ここで、前書きにも書いた、<LGBTは本人がその気になれば隠せる>という要素が生きてきます。「女でいても差別されてばかりだから男のふりをしよう」というのは相当困難でしょうが、LGBTは黙っていれば誰にもばれません。実際、作中には、自身の性的指向を隠し、異性愛者として結婚し、妊活に励むゲイの男性も登場します。この男性は、不自由そうではあるけれど、不幸だとまでは思いませんでした。現実社会において、彼の選択の方が遥かに生きやすいであろうことは確か。特に、莉緒や稲男のような親の立場からすれば、子どもにできるだけ苦労してほしくないものなのでしょう。莉緒が腐女子、稲男が職場でLGBT問題に誠実に取り組んでいるという設定は、「他人事と身内は違うよね」という、世の真理の一端を衝いていると思います。
聖将と雄哉がどんな決断をするのか、周囲の大人がどんな受け止め方をするのか。ネタバレになるのでここでは伏せますが、後味はとても良いとだけ書いておきます。秋吉理香子さんのイヤミス大好きだけど、こういうハートフルな物語も素敵ですね。最後の場面は、ものすごく絵的に美しいので、いつか画面で見てみたいものです。
みんな必ず受け入れてくれる度☆☆☆☆☆
こんな<今日>を重ねていきたい度★★★★★
秋吉理香子さんの新作でしょうか。
LGBTをテーマにしているとなると強烈なイヤミスがありそうですが、コミカルな雰囲気とはより興味深いです。

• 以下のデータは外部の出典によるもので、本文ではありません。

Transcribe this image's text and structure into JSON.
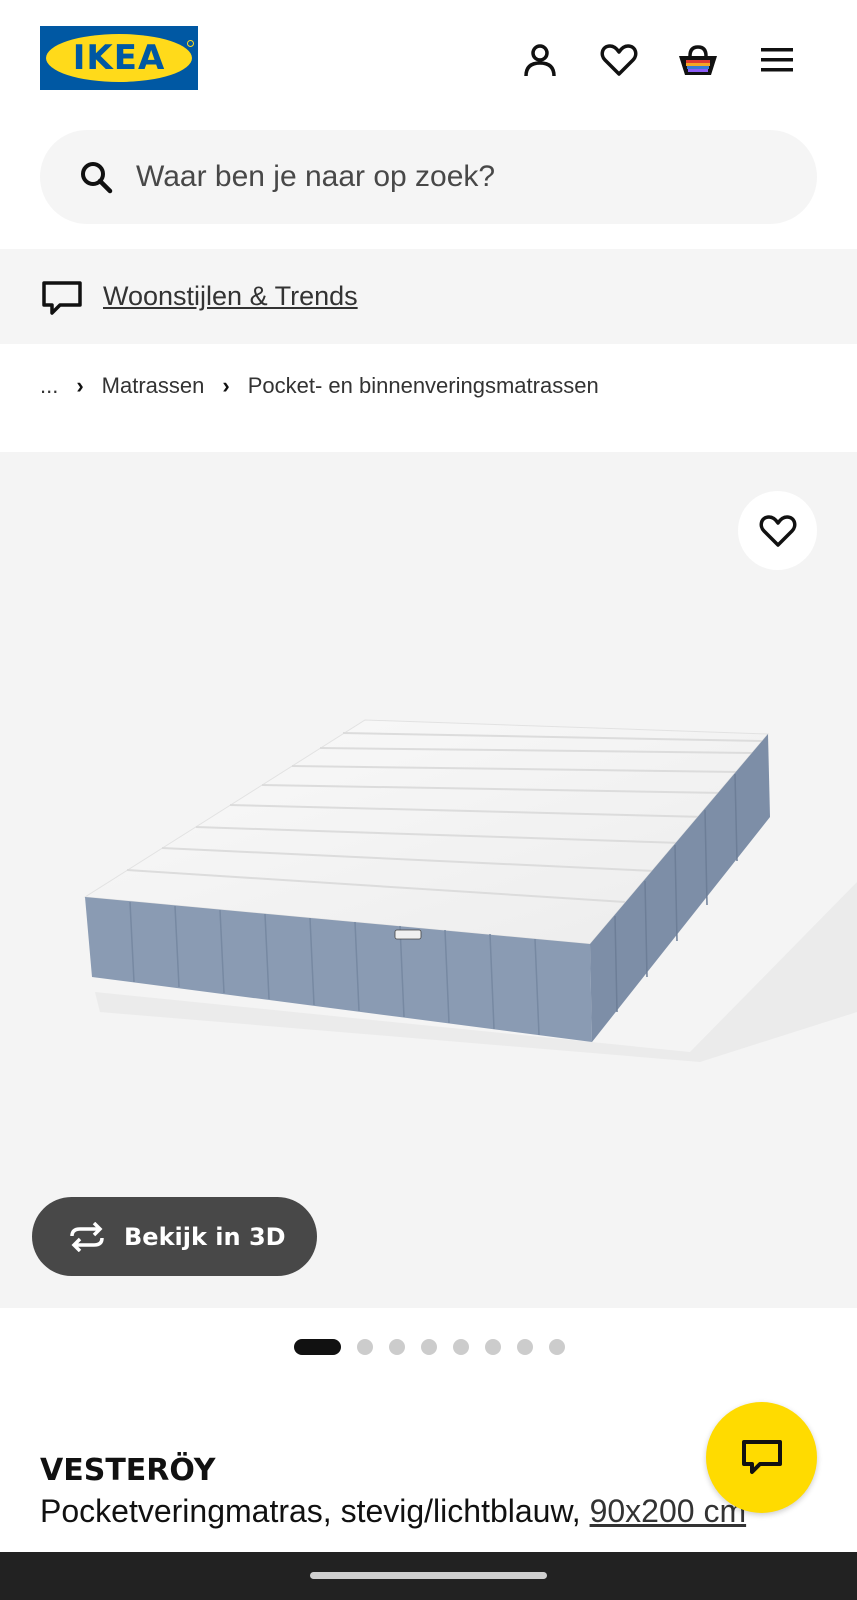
{
  "header": {
    "logo_text": "IKEA",
    "icons": [
      "account-icon",
      "heart-icon",
      "cart-icon",
      "menu-icon"
    ]
  },
  "search": {
    "placeholder": "Waar ben je naar op zoek?"
  },
  "trends": {
    "label": "Woonstijlen & Trends"
  },
  "breadcrumb": {
    "items": [
      "...",
      "Matrassen",
      "Pocket- en binnenveringsmatrassen"
    ]
  },
  "gallery": {
    "view_3d_label": "Bekijk in 3D",
    "total_images": 8,
    "active_index": 0
  },
  "product": {
    "name": "VESTERÖY",
    "description": "Pocketveringmatras, stevig/lichtblauw, ",
    "size": "90x200 cm"
  },
  "colors": {
    "brand_blue": "#0058a3",
    "brand_yellow": "#ffda1a",
    "chat_yellow": "#ffdb00",
    "mattress_blue": "#8a9bb3"
  }
}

少数派の定めか昭和の名残かLGBTが認知されてもなかなか受け入れられていない現状にも少しは希望が見つけられそうです。
降田天さんの「事件は終わった」読み終わりました。
流石に降田天だと思わされる内容でした。
中山七里さんの新作も楽しみです。
「終活中毒」より前に刊行されていたようですが、私が見逃がしていました。
ここ最近のブラック寄りの作風とは違う、ユーモラスな雰囲気でしたよ。
私は中山七里さんの「特殊清掃人」を読み終えました。
「祝祭のハングマン」はまだ図書館入荷されていないので、早く入ってほしいです。
秋吉理香子さんにしてはユーモラスで読みやすい作品でしたが笑うに笑えないといった感想です。
最近、政治家がLGBTに関する問題発言が話題になってます。
政治家として公共の場での発言としては言語道断ですが、実際身近な人がLGBTが発覚するとこのような反応になるかも知れない。若い頃、多少ヤンチャだった莉緒や稲男だけでなくLGBTに理解を示すように諭す優美でさえ息子がLBGTだと発覚したら同じような行動・発言をすると感じました。
LGBTに好意的な評論家も自分の子供がLGBTならどういう反応をするのか?とふと思いました。
コミカルな雰囲気ながら、逃れようのない現実をしっかり描いていたと思います。
差別はいけない。LGBTは尊重されるべき。
それは分かっていても、いざ自分の近親者がカミングアウトしたとしたら・・・
「そんないばらの道を選ばなくても」と思ってしまう気持ち、分かるんですよね。
前途多難でしょうが、ラストの美しさに救われました。